ANDRONICOU AND CONSTANTINOU v. CYPRUS (86/1996/705/897) 9 October 1997: alleged unlawful killing of a young couple by officers of a special police unit in the course of a rescue operation. Court only concerned to establish whether in circumstances authorities had taken appropriate care in planning and control of rescue operation.

Cyprus – alleged unlawful killing of a young couple by officers of a special police unit (MMAD) in the course of a rescue operation

I. GOVERNMENT'’S PRELIMINARY OBJECTIONS

II. ARTICLE 2 OF THE CONVENTION

Reiteration of Court’s case-law on principles governing use of lethal force by security forces.

B. Planning and control of rescue operation

Court only concerned to establish whether in circumstances authorities had taken appropriate care in planning and control of rescue operation including decision to deploy MMAD officers to minimise any risk to lives of couple – not appropriate to assess alternative ways of handling situation with benefit of hindsight.
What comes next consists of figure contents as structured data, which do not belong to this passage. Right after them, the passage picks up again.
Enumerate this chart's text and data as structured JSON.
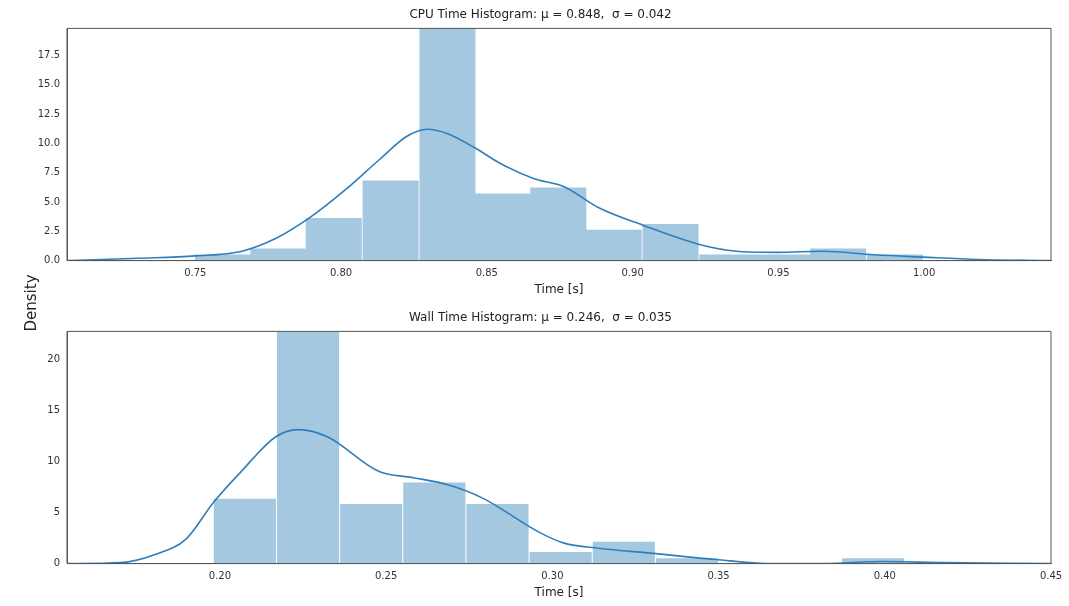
{
  "chart_data": [
    {
      "type": "histogram",
      "title": "CPU Time Histogram: μ = 0.848,  σ = 0.042",
      "xlabel": "Time [s]",
      "ylabel": "Density",
      "xlim": [
        0.706,
        1.0435
      ],
      "ylim": [
        0,
        19.8
      ],
      "xticks": [
        {
          "value": 0.75,
          "label": "0.75"
        },
        {
          "value": 0.8,
          "label": "0.80"
        },
        {
          "value": 0.85,
          "label": "0.85"
        },
        {
          "value": 0.9,
          "label": "0.90"
        },
        {
          "value": 0.95,
          "label": "0.95"
        },
        {
          "value": 1.0,
          "label": "1.00"
        }
      ],
      "yticks": [
        {
          "value": 0,
          "label": "0.0"
        },
        {
          "value": 2.5,
          "label": "2.5"
        },
        {
          "value": 5,
          "label": "5.0"
        },
        {
          "value": 7.5,
          "label": "7.5"
        },
        {
          "value": 10,
          "label": "10.0"
        },
        {
          "value": 12.5,
          "label": "12.5"
        },
        {
          "value": 15,
          "label": "15.0"
        },
        {
          "value": 17.5,
          "label": "17.5"
        }
      ],
      "series": [
        {
          "color": "#a5c8e1",
          "bins": [
            0.75,
            0.769,
            0.788,
            0.807,
            0.827,
            0.846,
            0.865,
            0.884,
            0.903,
            0.923,
            0.942,
            0.961,
            0.98,
            1.0
          ],
          "values": [
            0.5,
            1.0,
            3.6,
            6.8,
            19.8,
            5.7,
            6.2,
            2.6,
            3.1,
            0.5,
            0.5,
            1.0,
            0.5
          ]
        },
        {
          "type": "line",
          "color": "#2f7ebc",
          "x": [
            0.706,
            0.7305,
            0.75,
            0.766,
            0.7777,
            0.7895,
            0.8013,
            0.8131,
            0.8226,
            0.8297,
            0.8368,
            0.846,
            0.8545,
            0.866,
            0.8765,
            0.8884,
            0.9037,
            0.9226,
            0.9356,
            0.9497,
            0.9651,
            0.9828,
            0.9996,
            1.0183,
            1.0435
          ],
          "values": [
            0,
            0.2,
            0.4,
            0.8,
            1.9,
            3.7,
            6.0,
            8.6,
            10.6,
            11.2,
            10.8,
            9.6,
            8.3,
            7.0,
            6.3,
            4.5,
            3.0,
            1.4,
            0.8,
            0.7,
            0.8,
            0.5,
            0.3,
            0.1,
            0
          ]
        }
      ]
    },
    {
      "type": "histogram",
      "title": "Wall Time Histogram: μ = 0.246,  σ = 0.035",
      "xlabel": "Time [s]",
      "xlim": [
        0.154,
        0.45
      ],
      "ylim": [
        0,
        22.7
      ],
      "xticks": [
        {
          "value": 0.2,
          "label": "0.20"
        },
        {
          "value": 0.25,
          "label": "0.25"
        },
        {
          "value": 0.3,
          "label": "0.30"
        },
        {
          "value": 0.35,
          "label": "0.35"
        },
        {
          "value": 0.4,
          "label": "0.40"
        },
        {
          "value": 0.45,
          "label": "0.45"
        }
      ],
      "yticks": [
        0,
        5,
        10,
        15,
        20
      ],
      "series": [
        {
          "color": "#a5c8e1",
          "bins": [
            0.198,
            0.217,
            0.236,
            0.255,
            0.274,
            0.293,
            0.312,
            0.331,
            0.35,
            0.368,
            0.387,
            0.406
          ],
          "values": [
            6.3,
            22.7,
            5.8,
            7.9,
            5.8,
            1.1,
            2.1,
            0.5,
            0,
            0,
            0.5
          ]
        },
        {
          "type": "line",
          "color": "#2f7ebc",
          "x": [
            0.154,
            0.1702,
            0.1805,
            0.1898,
            0.1981,
            0.2064,
            0.2168,
            0.2236,
            0.2323,
            0.2479,
            0.2582,
            0.2686,
            0.279,
            0.2964,
            0.3035,
            0.3139,
            0.3304,
            0.3491,
            0.3657,
            0.3812,
            0.3999,
            0.4175,
            0.45
          ],
          "values": [
            0,
            0.1,
            0.9,
            2.4,
            6.0,
            9.0,
            12.4,
            13.1,
            12.4,
            9.0,
            8.4,
            7.7,
            6.4,
            3.0,
            2.0,
            1.5,
            1.0,
            0.4,
            0,
            0,
            0.2,
            0.1,
            0
          ]
        }
      ]
    }
  ]
}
Authorities conducted prolonged negotiations in knowledge that were dealing with a young couple - negotiations carried out in a reasonable manner in view of circumstances – however, as situation became increasingly fraught with danger authorities could reasonably conclude that decisive action needed to bring an end to incident in view of failure of negotiations phase – justified fear that young man, known to be armed, would kill his fiancée at midnight and commit suicide – decision to send in MMAD officers only taken after careful reflection and high level consultation.

Although officers armed with machine guns it was never intended that these weapons be used – officers given clear instructions to use only proportionate force and to open fire only if life of young woman or their own lives in danger.

Not shown in view of above considerations that rescue operation had not been planned and organised in a way which minimised to greatest extent possible any risk to lives of couple.

C. Administration of force

Officers’ use of force was direct result of young man’s decision to open fire when rescue team entered flat – officers had to take split-second decisions to save life – officers’ honest, even if mistaken, belief at the time that young man constituted a real and immediate danger to life of young woman and to lives of officers – valid reasons for this belief in circumstances and for officers’ conclusion that it was necessary to kill young man to save young woman’s life as well colleagues’ lives - clearly regrettable that Officers 2 and 4 used as much fire power as they did – however, Court cannot with detached reflection substitute its own assessment of situation for that of officers confronted with agonising dilemma and the need to neutralise any risk presented by young man to lives of others.

Use of lethal force in circumstances did not exceed what was absolutely necessary for purposes of defending life of young woman and lives of officers.

Conclusion: no violation (5 votes to 4).